The Aran Islands
are situated thirty miles from Galway City and 7 nautical miles for the Connemara coastline, and are easily accessed by boat from Rossaveal and Doolin and from Inverin by air.
The islands are made up of carboniferous lime stone - and would have been the seabed south of the equator some 350 million years ago, evidence of this can still be seen today in the form of fossilized shellfish, seaweeds, fish and birch pods.
Another main feature of the islands is the millions of granite boulders which dot the landscape, mullan eibher in Irish. This granite is from the Connemara Mountains , which in the dawn of time were 2 to 3 times higher, but as a result of glacial movement they were left behind when the ice sheets receded.
There is a local explanation; that once there lived 2 giants, one in the north and one in the south. Now, both giants despised one another and occasionally threw boulders at each other and that s how they got here,
But Aran wasn't always an island; we were once connected to the mainland, to the Burren in Co. Clare and Golam Head in Connemara . Local tradition tells of the islands splitting on a St. Patrick s Day. Indeed they will split again, at the Gleann Mór near Cill Rónáin and at the Súnda Caoch near Dún Aengus. Galway Bay was once a large inshore lake whose name survives to this day, and was known as Loch Lurgan. Indeed, evidence of this emerged some years ago in the form of a dug out canoe and some 5,000 years ago the area was also covered in ancient Irish forest, evidence also comes to light of this on beaches after winter storms along the Connemara shoreline.
Inis Mór get it's name from the old Irish word for a kidney “Ara” this Ara Na Naomh, the kidney of the Saints, and may be a metaphor, a kidney cleanses the body of impurities, it may have been thought to clean the early monastic settlers of sin and human impurities.

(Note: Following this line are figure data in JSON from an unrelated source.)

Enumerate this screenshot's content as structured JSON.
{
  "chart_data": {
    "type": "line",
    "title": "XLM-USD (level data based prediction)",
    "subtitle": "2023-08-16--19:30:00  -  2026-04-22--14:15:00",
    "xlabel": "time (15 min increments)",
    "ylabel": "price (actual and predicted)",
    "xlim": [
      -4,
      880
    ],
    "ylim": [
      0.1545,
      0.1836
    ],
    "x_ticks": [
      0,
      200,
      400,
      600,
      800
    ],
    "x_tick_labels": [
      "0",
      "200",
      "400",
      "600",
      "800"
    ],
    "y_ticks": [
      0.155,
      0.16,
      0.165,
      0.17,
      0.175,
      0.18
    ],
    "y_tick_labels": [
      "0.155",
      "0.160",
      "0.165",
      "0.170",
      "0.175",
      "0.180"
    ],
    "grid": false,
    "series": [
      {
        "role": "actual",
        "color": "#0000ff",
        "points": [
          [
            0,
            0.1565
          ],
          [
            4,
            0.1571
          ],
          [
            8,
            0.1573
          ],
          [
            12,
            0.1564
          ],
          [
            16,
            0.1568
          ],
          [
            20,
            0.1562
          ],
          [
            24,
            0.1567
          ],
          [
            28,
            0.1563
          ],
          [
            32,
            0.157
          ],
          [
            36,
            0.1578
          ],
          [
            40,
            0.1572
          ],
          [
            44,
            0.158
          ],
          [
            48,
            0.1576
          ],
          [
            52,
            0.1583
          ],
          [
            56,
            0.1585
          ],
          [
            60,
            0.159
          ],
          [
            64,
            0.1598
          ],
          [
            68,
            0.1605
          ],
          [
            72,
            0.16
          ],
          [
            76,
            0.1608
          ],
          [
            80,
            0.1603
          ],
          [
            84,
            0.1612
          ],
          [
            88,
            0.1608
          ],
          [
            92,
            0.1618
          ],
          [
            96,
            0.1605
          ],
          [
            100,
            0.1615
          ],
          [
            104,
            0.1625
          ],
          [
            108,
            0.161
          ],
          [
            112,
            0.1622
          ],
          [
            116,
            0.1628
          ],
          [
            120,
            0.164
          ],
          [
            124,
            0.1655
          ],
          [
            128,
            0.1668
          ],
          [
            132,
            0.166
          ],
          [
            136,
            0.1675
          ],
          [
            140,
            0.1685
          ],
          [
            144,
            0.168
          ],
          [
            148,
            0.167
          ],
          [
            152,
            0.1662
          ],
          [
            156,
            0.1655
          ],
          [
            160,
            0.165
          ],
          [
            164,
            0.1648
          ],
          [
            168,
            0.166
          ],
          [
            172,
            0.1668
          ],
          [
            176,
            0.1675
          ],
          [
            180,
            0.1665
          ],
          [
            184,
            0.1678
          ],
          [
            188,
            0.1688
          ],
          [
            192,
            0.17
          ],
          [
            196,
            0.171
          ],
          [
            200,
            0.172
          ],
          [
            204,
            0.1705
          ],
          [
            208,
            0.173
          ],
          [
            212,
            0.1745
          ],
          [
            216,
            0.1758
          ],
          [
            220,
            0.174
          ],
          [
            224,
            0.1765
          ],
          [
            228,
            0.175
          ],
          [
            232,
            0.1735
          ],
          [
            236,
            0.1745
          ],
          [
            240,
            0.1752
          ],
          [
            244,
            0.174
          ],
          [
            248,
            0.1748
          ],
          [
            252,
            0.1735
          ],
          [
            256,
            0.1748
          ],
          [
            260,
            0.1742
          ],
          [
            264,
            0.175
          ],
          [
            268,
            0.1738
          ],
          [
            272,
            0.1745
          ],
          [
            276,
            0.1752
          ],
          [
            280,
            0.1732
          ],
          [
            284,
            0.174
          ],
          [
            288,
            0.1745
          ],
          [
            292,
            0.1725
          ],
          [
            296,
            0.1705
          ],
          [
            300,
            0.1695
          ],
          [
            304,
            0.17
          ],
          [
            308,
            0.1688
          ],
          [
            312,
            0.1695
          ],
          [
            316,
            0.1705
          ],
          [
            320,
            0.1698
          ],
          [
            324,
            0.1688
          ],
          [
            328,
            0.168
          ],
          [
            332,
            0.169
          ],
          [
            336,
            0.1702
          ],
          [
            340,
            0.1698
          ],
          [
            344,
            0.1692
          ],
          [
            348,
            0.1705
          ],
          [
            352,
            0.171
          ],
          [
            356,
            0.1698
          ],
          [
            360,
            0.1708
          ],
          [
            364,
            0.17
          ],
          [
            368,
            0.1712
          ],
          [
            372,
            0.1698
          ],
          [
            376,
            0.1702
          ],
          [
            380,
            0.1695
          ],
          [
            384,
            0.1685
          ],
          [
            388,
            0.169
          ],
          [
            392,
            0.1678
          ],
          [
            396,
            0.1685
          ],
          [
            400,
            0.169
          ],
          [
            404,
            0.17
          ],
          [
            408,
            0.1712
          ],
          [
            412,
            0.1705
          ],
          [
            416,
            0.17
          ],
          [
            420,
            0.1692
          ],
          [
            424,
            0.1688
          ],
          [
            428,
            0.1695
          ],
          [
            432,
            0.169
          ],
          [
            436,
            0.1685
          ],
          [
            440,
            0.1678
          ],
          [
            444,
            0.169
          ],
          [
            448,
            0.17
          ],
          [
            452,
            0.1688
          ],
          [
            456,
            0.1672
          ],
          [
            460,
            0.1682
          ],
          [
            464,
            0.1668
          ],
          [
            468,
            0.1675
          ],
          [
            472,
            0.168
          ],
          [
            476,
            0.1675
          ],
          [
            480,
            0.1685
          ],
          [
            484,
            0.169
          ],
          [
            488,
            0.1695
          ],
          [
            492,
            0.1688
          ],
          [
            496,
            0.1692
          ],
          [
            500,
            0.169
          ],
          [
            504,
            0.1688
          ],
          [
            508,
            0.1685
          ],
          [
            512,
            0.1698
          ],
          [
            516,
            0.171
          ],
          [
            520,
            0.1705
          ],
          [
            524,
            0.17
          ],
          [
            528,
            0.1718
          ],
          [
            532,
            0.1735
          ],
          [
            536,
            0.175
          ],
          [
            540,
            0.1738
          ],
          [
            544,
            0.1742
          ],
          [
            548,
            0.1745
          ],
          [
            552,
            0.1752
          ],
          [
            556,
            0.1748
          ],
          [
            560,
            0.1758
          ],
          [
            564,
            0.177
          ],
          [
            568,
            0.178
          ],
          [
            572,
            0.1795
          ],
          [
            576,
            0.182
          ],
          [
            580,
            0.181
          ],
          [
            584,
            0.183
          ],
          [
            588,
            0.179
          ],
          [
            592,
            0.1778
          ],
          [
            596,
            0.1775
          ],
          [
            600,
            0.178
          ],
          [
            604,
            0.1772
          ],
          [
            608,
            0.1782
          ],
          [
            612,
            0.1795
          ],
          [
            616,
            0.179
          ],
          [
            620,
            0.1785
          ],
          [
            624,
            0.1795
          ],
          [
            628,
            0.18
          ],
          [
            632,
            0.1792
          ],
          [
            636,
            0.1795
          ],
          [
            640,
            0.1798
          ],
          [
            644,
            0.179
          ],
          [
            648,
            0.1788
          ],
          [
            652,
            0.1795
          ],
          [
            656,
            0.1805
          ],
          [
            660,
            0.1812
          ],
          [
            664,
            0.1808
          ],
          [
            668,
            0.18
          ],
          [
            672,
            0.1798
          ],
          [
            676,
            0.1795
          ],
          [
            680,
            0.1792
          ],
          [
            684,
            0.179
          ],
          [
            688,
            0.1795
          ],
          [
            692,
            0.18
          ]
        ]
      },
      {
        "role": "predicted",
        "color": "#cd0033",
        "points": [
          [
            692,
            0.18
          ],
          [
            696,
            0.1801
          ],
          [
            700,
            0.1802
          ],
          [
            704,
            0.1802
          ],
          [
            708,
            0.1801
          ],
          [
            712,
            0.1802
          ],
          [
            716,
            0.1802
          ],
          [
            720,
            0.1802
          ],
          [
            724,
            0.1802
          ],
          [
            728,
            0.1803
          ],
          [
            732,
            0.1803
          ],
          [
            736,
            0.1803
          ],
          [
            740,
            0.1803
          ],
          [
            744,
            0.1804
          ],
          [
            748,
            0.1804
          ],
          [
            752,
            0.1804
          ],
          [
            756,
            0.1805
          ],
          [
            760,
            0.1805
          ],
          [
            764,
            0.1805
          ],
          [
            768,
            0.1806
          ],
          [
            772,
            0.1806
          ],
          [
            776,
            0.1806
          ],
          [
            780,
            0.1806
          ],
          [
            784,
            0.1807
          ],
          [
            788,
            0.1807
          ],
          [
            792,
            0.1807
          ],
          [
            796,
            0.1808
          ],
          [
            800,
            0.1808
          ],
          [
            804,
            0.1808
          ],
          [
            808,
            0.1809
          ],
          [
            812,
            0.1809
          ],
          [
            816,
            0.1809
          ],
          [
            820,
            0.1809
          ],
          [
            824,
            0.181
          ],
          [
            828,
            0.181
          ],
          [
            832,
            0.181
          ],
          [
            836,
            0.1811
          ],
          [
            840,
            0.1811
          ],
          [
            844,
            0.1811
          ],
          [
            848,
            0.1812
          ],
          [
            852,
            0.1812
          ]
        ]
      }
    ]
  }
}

The first settlements where late stone age farmers settling the coastline of Connemara and building small farmsteads, identical to the stone walls which crios cross the landscape of Inis Mór a wonderful example of this can be seen in the Céide Fields in north Mayo.
When the Inis Mór split from the from the mainland, many of the remaining forests quickly disappeared as there were no other fuel sources, the felling of the timber also contributed to massive soil erosion.
With the influx of new tribes from Spain , Germany and England , Ireland became a more unsettled environment and this began the building of the many massive ring forts, for protection from invaders. Forts such as Dún Aongus, The Black Fort and in Dún Beag date from this period, some 4000 years ago.